Chlebeck told the Statesman in January that he was doubtful Saltzer could achieve a sale by April.
“The uncertainty is very challenging,” Chlebeck said then. “It’s challenging for our staff to know whether they want to stick it out and wait and hope that somebody purchases the group, or whether they start looking for a new job now.”
One profile, for Dr. Daniel Bradley, an adult spine surgeon, says he ”is committed to staying in the Treasure Valley” to continue caring for his patients. Another physician, Dr. Mark Clinger, who practices family medicine, plans to leave the area and move to Utah to be closer to family.
Saltzer, for now, operates the Valley’s only 24-hour, seven-day-a-week urgent-care clinic, located in the Ten Mile Crossing business development north of Interstate 84 in southwest Meridian. Beeby said he could not say what will happen to that clinic.
Dr. Erik Richardson, associate medical director of family medicine at Saltzer, is opening a new family medicine clinic called Ridgeview Family Health in mid-April. He told the Statesman on Tuesday that the last few months have been a “whirlwind” and that he and several other Saltzer doctors plan to open their own independent practices.
He said Friday is the last day Saltzer will be open.
Dr. Joseph Saltzer founded the medical group in 1961 in Nampa. It has locations in Boise, Meridian, Nampa and Caldwell.

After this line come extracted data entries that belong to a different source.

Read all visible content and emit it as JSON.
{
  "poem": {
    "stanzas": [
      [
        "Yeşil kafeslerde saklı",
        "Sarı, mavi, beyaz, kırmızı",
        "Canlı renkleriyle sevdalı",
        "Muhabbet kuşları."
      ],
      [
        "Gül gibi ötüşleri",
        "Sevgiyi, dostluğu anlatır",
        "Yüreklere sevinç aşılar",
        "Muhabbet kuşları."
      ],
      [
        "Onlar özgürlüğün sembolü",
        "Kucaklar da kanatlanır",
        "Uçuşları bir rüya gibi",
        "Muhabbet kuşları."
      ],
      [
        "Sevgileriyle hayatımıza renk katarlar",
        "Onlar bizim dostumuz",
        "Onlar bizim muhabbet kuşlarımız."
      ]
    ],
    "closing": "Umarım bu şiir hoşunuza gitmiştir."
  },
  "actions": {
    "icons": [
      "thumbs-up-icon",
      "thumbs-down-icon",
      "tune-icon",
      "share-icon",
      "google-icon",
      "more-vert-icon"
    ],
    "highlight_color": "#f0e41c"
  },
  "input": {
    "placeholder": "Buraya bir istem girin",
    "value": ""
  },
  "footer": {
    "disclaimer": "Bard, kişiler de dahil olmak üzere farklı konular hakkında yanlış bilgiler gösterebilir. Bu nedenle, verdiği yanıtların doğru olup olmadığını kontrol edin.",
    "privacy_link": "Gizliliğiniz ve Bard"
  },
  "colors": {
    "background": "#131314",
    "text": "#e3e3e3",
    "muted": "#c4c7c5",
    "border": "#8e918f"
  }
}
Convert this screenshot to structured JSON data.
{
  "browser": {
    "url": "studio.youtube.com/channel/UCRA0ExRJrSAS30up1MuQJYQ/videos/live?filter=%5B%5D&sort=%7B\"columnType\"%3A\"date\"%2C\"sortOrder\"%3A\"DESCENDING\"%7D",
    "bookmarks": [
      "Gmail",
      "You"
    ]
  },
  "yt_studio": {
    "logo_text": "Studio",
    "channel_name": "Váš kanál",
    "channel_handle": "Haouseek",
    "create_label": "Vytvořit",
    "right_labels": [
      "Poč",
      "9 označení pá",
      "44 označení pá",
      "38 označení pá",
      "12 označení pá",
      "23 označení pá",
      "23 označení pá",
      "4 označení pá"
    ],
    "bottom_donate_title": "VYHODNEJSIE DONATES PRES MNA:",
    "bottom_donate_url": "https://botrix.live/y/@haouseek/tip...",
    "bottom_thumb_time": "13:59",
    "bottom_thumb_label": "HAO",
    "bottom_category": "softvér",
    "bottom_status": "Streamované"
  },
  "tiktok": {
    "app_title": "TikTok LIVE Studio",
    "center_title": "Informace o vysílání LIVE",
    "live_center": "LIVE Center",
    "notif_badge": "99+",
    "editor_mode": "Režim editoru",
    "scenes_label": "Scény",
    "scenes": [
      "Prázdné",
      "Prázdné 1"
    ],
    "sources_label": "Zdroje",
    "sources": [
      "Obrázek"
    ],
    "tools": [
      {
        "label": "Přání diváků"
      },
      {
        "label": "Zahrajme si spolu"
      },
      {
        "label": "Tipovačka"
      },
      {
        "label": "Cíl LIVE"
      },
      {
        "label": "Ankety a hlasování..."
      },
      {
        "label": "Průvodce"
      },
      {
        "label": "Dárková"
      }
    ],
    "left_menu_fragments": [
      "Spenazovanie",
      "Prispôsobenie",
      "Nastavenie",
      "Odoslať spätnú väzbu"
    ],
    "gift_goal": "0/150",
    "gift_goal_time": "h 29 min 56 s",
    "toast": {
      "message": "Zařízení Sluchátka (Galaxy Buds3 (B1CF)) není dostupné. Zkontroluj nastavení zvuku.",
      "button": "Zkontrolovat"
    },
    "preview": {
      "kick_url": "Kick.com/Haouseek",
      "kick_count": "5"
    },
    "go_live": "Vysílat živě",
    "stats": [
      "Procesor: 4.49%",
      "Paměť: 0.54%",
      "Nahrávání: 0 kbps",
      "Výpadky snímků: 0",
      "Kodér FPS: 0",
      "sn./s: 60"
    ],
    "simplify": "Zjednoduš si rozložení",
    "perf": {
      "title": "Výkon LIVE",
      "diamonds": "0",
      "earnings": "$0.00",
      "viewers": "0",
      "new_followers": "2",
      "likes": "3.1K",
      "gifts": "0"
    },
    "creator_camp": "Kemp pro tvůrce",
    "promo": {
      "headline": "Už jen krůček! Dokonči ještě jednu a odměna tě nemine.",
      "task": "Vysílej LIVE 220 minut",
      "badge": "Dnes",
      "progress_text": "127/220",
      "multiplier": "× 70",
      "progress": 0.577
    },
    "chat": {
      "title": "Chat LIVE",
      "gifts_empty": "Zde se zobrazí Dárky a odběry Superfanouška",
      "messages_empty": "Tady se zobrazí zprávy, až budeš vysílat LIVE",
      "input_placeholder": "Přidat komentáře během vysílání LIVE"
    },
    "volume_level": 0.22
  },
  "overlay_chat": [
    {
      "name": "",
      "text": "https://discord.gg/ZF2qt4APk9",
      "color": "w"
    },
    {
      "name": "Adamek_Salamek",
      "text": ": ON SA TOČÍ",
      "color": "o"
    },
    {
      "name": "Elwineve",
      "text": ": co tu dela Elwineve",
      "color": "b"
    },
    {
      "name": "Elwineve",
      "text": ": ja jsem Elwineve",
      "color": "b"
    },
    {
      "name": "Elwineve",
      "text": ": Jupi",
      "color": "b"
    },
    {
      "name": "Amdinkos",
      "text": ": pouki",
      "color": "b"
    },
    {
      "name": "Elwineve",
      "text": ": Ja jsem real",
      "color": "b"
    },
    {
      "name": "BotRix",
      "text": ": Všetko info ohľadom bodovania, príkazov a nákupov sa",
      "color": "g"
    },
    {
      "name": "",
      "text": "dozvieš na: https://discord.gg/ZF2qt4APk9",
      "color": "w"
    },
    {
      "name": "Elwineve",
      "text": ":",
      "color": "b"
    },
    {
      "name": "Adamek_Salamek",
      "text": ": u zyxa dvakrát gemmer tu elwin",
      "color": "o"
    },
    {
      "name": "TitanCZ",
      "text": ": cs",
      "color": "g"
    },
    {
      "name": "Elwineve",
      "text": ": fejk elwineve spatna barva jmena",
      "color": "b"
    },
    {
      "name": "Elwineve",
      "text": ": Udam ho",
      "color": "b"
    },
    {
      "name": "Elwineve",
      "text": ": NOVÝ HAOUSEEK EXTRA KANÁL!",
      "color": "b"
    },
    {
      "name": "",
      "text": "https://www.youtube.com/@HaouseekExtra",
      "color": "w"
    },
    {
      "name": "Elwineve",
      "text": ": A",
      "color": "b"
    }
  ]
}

St. Luke’s Health System and Saint Alphonsus Health System, the two biggest health systems in the state, could have been candidates for acquiring Saltzer. But Dr. David Pate, retired physician and former CEO of St. Luke’s, told the Idaho Statesman in January that they were prohibited from doing so by a court ruling in a major lawsuit filed by the Federal Trade Commission over a decade ago.
That lawsuit challenged St. Luke’s plans at the time to buy Saltzer. A federal judge in Boise struck down the deal, ruling that it violated federal antitrust laws.